Gerade für ein Land mitten im Herzen Europas ist eine gut funktionierende und grenzüberschreitende Infrastruktur entscheidend. Österreich lebt als starke Exportnation von gut funktionierenden Verbindungen: von Bahnlinien, Straßen, Wasserwegen, die unsere Wirtschaft mit ganz Europa verknüpfen.

Als Kärntnerin weiß ich, wovon ich rede. Die baltisch-adriatische Achse, die unsere Region mit großen Wirtschaftszentren und internationalen Häfen verbindet, stärkt Kärnten als Wirtschaftsstandort enorm. Aber sie zeigt auch, wie lange solche Projekte brauchen. Ich selbst habe während meiner Zeit bei der Europäischen Kommission die ersten Schritte zu diesem Projekt mit angestoßen. Das ist nunmehr 20 Jahre her.

Genau deshalb ist die Gesetzesänderung so wichtig, denn jedes Jahr, das wir verlieren, kostet Europa und Österreich Milliarden an Euro und Wachstum. Laut EU-Berechnungen kann ein vollständiges Verkehrsnetz das europäische BIP bis 2050 um 467 Milliarden Euro steigern.

Wenn der Transport von Gütern auf Infrastruktur wie Schiene, Straße und Schiff gut abgestimmt ist, erspart man sich Zeit, Geld und Emissionen, und man senkt die Transportkosten um 10 Prozent. Das ist relativ viel.

Mit der vorliegenden Gesetzesänderung schaffen wir nun klare Regeln, weniger Bürokratie und mehr Tempo: damit wichtige europäische Verkehrsprojekte wie die baltisch-adriatische Achse künftig schneller starten und umgesetzt werden können. Das ist ein Gewinn für Europa, für Österreich und für alle, die wollen, dass was weitergeht. – Vielen Dank. (Beifall bei der SPÖ und bei Abgeordneten der NEOS.)

18.06

Präsident Peter Haubner: Zu Wort ist dazu niemand mehr gemeldet. Die Debatte ist geschlossen. 

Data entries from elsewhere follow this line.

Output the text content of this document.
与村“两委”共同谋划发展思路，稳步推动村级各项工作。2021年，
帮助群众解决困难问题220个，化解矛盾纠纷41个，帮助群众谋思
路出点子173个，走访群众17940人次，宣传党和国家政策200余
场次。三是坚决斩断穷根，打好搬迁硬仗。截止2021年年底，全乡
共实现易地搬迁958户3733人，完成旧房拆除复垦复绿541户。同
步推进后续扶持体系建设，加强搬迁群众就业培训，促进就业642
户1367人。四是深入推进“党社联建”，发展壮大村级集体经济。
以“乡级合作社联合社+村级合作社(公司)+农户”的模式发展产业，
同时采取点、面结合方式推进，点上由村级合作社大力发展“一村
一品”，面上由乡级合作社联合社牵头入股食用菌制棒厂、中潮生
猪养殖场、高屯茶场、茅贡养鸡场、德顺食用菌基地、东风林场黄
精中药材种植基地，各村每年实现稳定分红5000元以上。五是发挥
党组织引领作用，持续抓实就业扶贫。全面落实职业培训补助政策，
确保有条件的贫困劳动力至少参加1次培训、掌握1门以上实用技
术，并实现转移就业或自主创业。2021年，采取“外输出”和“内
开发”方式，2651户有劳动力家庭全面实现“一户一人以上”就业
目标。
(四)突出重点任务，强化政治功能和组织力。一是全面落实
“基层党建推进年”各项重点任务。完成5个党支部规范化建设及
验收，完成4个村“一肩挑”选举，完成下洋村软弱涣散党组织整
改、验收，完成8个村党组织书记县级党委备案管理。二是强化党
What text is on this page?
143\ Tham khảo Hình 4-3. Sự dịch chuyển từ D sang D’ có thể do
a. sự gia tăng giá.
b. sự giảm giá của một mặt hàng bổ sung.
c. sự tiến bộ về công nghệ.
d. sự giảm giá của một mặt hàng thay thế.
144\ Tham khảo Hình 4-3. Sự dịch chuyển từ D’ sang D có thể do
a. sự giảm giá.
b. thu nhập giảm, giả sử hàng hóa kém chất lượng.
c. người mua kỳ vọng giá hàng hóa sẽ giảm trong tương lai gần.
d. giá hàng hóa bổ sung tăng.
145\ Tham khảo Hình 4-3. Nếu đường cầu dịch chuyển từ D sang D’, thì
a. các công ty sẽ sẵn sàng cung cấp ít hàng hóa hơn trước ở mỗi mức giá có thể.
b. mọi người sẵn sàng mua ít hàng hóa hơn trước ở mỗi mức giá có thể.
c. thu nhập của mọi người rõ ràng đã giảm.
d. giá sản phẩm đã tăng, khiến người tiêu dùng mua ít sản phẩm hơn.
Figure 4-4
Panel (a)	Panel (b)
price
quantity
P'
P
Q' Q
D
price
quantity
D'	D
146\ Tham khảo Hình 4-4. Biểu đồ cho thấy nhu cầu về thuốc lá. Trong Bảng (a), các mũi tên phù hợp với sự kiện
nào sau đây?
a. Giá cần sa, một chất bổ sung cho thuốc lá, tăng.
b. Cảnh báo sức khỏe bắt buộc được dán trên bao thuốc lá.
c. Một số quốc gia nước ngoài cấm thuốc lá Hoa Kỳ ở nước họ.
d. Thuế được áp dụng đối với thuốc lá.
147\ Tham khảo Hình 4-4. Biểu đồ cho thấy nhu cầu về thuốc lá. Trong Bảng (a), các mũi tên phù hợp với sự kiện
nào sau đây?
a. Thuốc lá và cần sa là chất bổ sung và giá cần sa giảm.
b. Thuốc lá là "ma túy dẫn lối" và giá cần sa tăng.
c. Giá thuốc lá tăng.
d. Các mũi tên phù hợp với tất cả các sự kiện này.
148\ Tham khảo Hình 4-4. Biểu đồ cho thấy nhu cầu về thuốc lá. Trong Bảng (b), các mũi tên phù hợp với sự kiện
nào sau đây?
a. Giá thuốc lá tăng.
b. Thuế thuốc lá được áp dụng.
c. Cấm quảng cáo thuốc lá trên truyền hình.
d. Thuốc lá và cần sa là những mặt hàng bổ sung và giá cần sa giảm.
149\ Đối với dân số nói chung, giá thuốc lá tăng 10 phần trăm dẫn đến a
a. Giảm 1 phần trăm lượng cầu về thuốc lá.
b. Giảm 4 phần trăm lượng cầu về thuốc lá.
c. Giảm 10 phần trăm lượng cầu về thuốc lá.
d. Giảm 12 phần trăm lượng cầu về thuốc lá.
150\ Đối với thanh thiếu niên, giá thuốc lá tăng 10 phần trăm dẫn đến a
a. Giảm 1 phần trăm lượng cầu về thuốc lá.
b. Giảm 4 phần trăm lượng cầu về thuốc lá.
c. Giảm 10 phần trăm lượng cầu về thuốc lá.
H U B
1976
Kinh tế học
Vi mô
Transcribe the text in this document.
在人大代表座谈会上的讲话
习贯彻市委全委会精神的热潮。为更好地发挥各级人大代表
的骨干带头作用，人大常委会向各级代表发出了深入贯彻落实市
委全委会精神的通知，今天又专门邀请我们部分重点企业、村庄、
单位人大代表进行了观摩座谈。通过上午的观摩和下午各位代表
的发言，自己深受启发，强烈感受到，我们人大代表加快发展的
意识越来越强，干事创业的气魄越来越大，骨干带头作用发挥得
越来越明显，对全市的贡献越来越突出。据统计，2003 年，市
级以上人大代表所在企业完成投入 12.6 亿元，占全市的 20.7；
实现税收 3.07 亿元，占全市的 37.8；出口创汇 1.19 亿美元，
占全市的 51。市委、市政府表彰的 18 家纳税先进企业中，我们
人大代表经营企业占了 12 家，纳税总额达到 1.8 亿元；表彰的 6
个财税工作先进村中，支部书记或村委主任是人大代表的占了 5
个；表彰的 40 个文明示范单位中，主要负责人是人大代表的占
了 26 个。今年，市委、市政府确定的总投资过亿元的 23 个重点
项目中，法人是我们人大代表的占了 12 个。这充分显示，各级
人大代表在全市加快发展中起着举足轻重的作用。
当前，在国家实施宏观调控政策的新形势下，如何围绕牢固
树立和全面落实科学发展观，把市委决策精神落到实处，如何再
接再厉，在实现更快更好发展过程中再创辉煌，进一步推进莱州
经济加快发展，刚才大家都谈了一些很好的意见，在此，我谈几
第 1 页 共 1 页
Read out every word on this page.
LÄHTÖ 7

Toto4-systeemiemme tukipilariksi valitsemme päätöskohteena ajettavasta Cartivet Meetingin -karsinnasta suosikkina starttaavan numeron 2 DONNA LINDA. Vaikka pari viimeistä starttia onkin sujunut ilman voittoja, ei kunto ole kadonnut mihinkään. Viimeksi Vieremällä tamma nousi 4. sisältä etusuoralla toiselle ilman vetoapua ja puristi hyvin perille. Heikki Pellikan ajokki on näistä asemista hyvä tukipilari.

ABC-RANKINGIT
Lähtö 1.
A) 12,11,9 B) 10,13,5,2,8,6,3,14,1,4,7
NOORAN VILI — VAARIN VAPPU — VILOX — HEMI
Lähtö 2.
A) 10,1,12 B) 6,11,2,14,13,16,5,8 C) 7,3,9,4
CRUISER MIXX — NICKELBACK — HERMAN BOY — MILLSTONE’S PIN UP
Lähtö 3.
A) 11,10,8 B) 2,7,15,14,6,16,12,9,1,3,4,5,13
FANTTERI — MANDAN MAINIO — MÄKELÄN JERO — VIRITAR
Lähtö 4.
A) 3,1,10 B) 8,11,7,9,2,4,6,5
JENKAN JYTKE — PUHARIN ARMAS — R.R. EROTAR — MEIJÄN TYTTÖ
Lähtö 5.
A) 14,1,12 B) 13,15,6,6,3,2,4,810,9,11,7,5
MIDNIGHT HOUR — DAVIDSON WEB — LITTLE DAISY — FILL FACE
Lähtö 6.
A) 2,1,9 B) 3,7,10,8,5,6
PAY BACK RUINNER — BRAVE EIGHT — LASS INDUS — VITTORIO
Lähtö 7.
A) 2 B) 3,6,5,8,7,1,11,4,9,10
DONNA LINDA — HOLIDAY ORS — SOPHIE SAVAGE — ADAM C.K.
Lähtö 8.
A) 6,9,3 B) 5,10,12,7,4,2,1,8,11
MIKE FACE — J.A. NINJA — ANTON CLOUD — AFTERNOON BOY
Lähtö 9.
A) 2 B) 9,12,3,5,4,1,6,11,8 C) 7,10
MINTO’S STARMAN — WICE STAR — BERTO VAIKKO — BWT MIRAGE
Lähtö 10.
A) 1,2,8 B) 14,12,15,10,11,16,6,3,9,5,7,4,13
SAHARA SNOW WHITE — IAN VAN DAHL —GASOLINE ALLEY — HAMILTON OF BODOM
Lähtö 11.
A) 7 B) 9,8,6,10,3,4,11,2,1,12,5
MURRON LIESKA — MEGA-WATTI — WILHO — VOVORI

Wünscht die Frau Berichterstatterin ein Schlusswort? – Das ist nicht der Fall.

 

RN/157

Abstimmung

Präsident Peter Haubner: Wir gelangen zur Abstimmung über den Gesetzentwurf samt Titel und Eingang in 214 der Beilagen.

Ich ersuche jene Damen und Herren, die für diesen Gesetzentwurf sind, um ein Zeichen der Zustimmung. – Danke. Das ist angenommen.

Wir kommen sogleich zur dritten Lesung.

Ich bitte jene Damen und Herren, die dem vorliegenden Gesetzentwurf auch in dritter Lesung ihre Zustimmung erteilen, um ein diesbezügliches Zeichen. – Das ist einstimmig der Fall, und der Gesetzentwurf ist somit auch in dritter Lesung angenommen.